Two U.S. Fish & Wildlife biologists were rescued from volcanic Kasatochi Island in the Aleutians today shortly before an eruption sent an ash plume 35,000 feet in the air.
The biologists, who were studying birds, have not been identified, but seismologists said they narrowly escaped burning flows of gas, steam and ash that probably enveloped the mile-wide island.
"If they had been there, they certainly could have died," said Stephanie Prejean, seismologist with U.S. Geological Survey's Alaska Volcano Observatory.
Kasatochi is the third Aleutian volcano currently rumbling. Okmok began erupting July 12. Mount Cleveland erupted on July 21.
The biologists were due to be taken from the island Wednesday, but a helicopter that was going to pick them up had mechanical problems, and a Fish & Wildlife boat was too far away. A call to fishermen in the area didn't immediately drum up a response.
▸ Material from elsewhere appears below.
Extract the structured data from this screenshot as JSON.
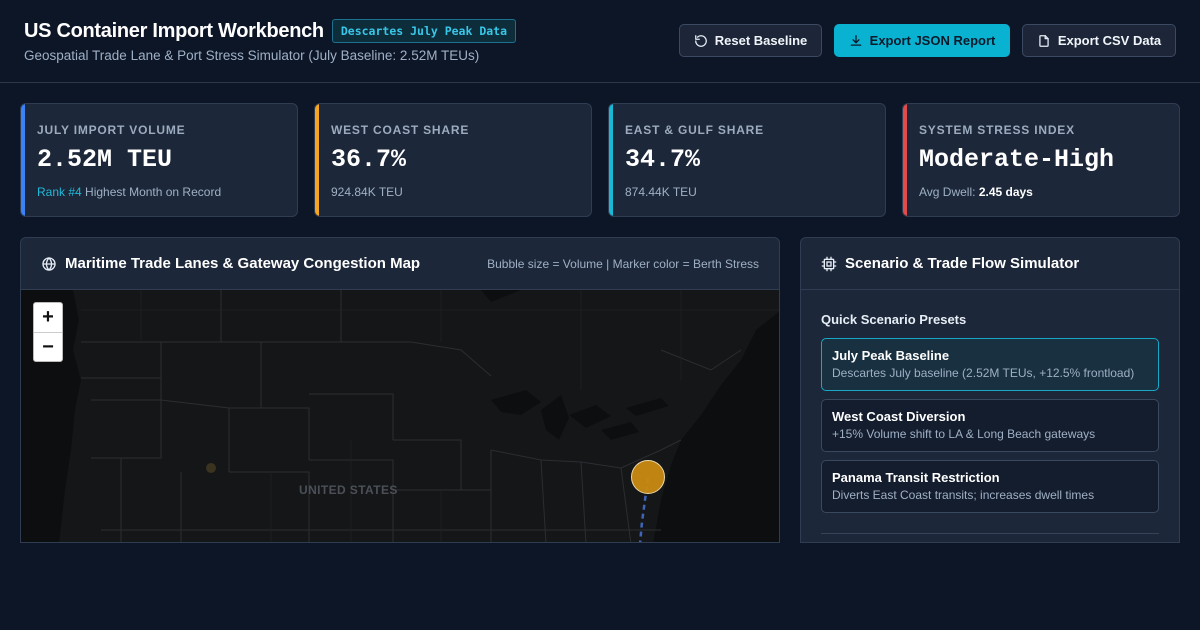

Early this afternoon, someone from Adak was able to reach them.
As they waited, the shaking on the island grew increasingly intense, and they began to smell sulfur gas, a sign of an impending eruption, Prejean said. The biologists called for help yesterday.
"Things were really nip and tuck this morning. The island went into 20 minutes of shaking," said Poppy Benson of the Alaska Maritime National Wildlife Refuge in Homer
Kasatochi's plume is causing an air travel advisory and will dump ash on the neighboring community of Adak, Prejean said. Scientists have not been monitoring the volcano, and there's no record of when it last erupted, she said.